There was a temptation to cross those hundred feet and test both of them. Even the thought of it stirred her blood. He didn’t move. He didn’t take his eyes from her. With fingers gone suddenly numb, Maggie twisted the handle and went inside.
Two hours later, Maggie went out again. She’d never been one to retreat from a challenge, from her emotions or from trouble. Cliff Delaney seemed connected with all three. While she’d scraped linoleum, Maggie had lectured herself on letting Cliff intimidate her for no reason other than his being powerfully male and sexy.
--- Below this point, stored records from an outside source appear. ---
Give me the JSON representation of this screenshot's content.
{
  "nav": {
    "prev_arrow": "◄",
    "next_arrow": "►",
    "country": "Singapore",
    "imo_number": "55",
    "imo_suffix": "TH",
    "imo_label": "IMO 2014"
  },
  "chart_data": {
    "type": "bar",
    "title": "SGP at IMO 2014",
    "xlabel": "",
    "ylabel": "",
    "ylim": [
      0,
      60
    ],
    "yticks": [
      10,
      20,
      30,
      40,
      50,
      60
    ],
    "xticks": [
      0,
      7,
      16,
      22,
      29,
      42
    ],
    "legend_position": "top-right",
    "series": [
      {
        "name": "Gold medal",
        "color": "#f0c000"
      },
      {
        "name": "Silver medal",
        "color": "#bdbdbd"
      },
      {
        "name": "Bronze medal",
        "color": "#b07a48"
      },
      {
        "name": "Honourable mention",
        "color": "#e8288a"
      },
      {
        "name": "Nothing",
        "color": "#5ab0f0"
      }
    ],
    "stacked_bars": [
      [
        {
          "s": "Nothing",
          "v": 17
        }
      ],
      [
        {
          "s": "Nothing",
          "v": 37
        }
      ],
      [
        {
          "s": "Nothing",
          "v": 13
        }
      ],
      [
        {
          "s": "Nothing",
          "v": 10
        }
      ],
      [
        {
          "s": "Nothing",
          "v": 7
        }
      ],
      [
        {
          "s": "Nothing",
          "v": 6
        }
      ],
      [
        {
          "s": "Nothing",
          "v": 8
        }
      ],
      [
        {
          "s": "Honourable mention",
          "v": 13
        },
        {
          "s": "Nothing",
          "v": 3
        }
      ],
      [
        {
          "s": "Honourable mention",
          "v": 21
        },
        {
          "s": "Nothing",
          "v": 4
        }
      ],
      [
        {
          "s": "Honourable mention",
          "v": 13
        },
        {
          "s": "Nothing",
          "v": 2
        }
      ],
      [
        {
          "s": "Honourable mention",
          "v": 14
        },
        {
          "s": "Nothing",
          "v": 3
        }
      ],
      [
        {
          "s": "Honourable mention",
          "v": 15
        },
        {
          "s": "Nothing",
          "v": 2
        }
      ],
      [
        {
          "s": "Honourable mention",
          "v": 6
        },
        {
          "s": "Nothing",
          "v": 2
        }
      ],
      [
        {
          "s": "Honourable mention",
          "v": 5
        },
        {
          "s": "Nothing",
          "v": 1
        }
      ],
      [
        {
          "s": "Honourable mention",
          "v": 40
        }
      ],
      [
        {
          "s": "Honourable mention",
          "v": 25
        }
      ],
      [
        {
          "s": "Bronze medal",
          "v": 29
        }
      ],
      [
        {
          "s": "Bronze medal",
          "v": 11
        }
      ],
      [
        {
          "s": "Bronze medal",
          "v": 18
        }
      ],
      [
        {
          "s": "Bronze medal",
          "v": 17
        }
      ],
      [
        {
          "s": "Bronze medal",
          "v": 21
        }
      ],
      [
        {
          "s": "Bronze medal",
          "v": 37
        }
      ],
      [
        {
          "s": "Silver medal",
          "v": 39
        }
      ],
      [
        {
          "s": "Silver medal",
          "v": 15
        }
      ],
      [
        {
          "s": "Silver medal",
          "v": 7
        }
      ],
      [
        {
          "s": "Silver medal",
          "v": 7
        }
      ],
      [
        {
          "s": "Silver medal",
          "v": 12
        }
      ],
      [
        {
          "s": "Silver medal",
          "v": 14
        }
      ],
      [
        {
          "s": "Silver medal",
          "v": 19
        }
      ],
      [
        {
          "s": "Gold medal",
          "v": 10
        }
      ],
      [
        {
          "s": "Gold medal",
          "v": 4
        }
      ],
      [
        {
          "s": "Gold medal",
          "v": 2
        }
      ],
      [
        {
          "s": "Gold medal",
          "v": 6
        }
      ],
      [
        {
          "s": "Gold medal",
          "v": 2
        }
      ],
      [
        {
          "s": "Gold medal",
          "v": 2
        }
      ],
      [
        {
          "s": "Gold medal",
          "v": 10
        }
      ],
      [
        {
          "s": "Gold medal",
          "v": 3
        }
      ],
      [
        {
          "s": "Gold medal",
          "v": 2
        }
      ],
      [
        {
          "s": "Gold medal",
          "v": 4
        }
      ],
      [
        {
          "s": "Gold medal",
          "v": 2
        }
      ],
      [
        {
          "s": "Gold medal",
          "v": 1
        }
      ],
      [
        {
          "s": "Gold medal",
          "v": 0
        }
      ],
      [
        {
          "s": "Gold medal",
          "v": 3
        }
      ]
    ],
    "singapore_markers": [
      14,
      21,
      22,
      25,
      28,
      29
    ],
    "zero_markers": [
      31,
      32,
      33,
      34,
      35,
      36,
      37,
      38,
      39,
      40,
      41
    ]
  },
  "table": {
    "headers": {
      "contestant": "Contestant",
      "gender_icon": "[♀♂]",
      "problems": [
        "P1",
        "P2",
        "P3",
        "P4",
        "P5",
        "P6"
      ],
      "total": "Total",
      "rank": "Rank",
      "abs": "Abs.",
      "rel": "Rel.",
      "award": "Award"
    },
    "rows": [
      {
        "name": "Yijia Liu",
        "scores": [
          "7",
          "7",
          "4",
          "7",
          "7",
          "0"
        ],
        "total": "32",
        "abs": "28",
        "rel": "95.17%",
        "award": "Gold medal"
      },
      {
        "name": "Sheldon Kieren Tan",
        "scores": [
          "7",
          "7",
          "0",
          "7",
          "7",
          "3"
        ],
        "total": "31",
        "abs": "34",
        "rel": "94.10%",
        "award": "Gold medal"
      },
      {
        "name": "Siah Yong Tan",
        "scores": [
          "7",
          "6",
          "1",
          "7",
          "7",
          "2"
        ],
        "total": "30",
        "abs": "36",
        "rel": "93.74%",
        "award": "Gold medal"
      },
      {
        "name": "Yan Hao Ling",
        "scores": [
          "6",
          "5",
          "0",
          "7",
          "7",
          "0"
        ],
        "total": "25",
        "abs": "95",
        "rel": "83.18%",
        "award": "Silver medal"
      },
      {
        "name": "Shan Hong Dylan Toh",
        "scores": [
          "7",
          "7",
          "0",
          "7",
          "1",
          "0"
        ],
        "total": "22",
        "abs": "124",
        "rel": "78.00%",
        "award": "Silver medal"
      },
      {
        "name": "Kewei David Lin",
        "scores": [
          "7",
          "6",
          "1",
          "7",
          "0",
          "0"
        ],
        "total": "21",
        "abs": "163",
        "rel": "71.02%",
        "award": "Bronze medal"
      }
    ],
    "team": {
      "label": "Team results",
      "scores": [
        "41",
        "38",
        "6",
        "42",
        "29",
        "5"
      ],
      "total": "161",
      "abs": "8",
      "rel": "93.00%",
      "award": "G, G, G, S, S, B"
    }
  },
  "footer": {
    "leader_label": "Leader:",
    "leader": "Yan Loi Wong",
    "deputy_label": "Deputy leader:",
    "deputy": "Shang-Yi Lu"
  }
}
And different, she’d admitted. Different from most of the men she’d encountered in her profession. He didn’t fawn—far from it. He didn’t pour on the charm. He wasn’t impressed with his own physique, looks or sophistication. It must have been that difference that had made her not quite certain how to handle him.
A very direct, very frank business approach, she decided as she circled around the back of the house. Maggie paused to look at the bank fronting her house.
The vines, briars and thick sumac were gone. Piles of rich, dark topsoil were being spread over what had been a tangled jungle of neglect. The tree that had leaned toward her house was gone, stump and all. Two men, backs glistening with sweat, were setting stone in a low-spreading wall where the edge of the slope met the edge of the lawn.